Call to collect items – Explaining the consequences of October 7th to later generations
Nov 23, 2023 | JMW News
October 7, 2023 marks a turning point not only for Israel, but also for Jewish communities worldwide – especially in the Jewish communities of the former Nazi perpetrator countries Austria and Germany. Almost eighty years after the end of the Second World War, the terrorist organization Hamas carried out a pogrom on the Israeli population, to which Jewish women and men mostly fell victim. As a consequence thereof, as well as of Israel’s declaration of war a few days later, a shocking increase in antisemitic statements and attacks occurred. Memorial events for the victims of October 7th and for the 240 people who were kidnapped as hostages in the Gaza Strip, as well as artistic and civil society actions attempt to overcome fear, grief, and re-traumatization. Meanwhile, Israeli flags on Jewish institutions are being torn down, Jewish homes tagged, swastikas or antisemitic slogans scrawled, an antisemitic arson attack was committed at the ceremonial hall of the Jewish section of the Central Cemetery, and Jews are insulted and threatened on social media or in the real world. The result is that Jewish women and men are increasingly concealing themselves, symbols recognizable as Jewish are no longer worn, mezuzahs are being taken down, and shops are being closed.
This turning point, which will also divide Austria’s postwar history into a before and an after, must be documented and thus made communicable to the following generations. We therefore ask you to help us.
With your assistance, the Jewish Museum Vienna is collecting photos, documents, and objects of all artistic or civil society initiatives relating to the memory of the victims of October 7th or the demand for the release of the hostages that have taken place and are taking place in Austria. At the same time, we are collecting evidence of antisemitic actions after October 7th and trying to document the invisibleness of Jewish life.
We therefore ask you to preserve posters, objects, banners, artistic products, and the like for future generations and to make them available to us.

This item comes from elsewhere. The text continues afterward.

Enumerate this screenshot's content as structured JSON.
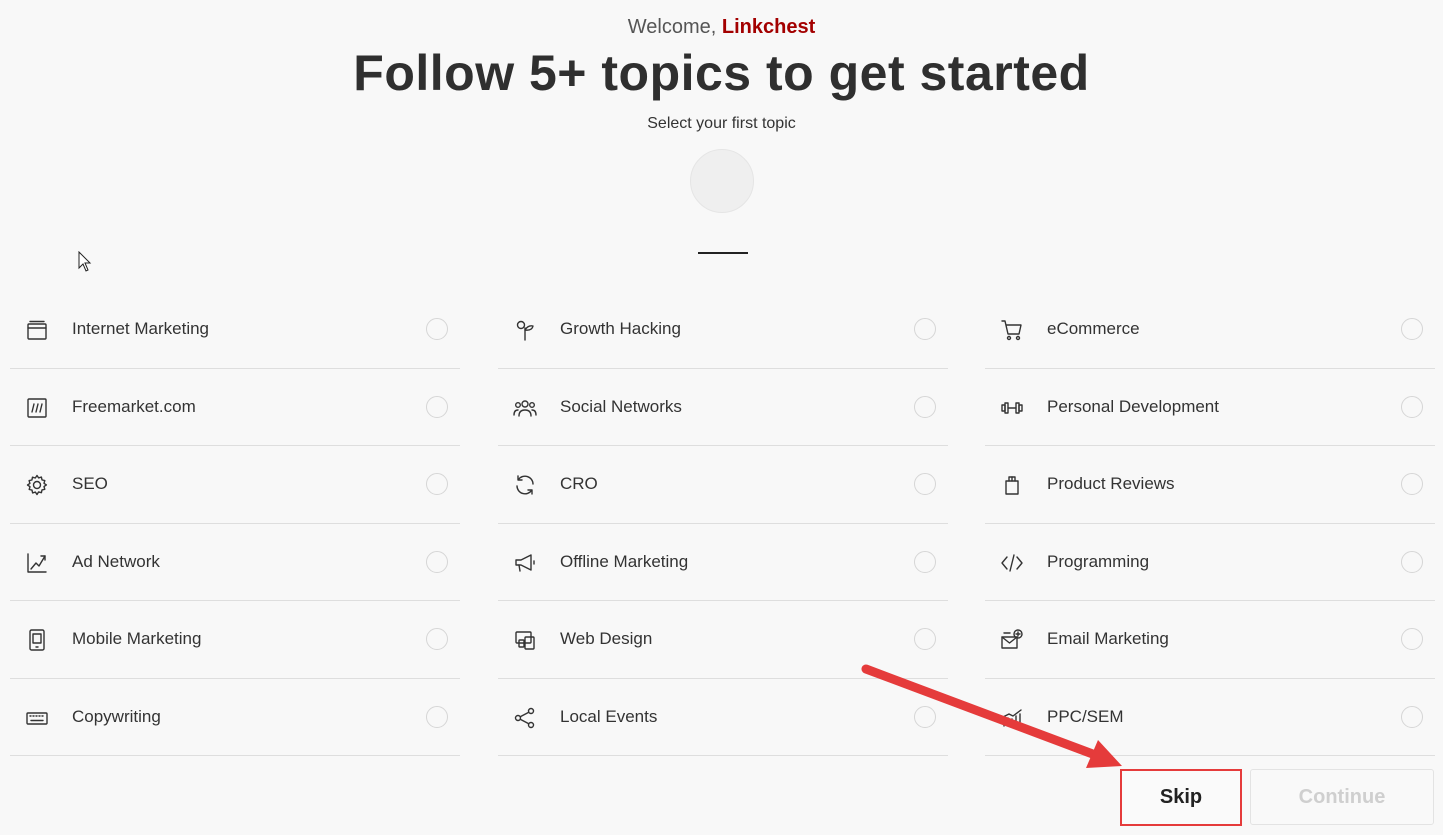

We ask you to collect possible objects. You can send photos of your suggestions to our collection curator Sabine Apostolo (email@example.com) along with information such as date, location, type of object, and, if possible, a personal reference. We will also be organizing a day in January when we would be happy if you brought us your objects in person. We will discuss in a panel what the objects tell us and how the Jewish Museum Vienna collects and communicates present-day Jewish life.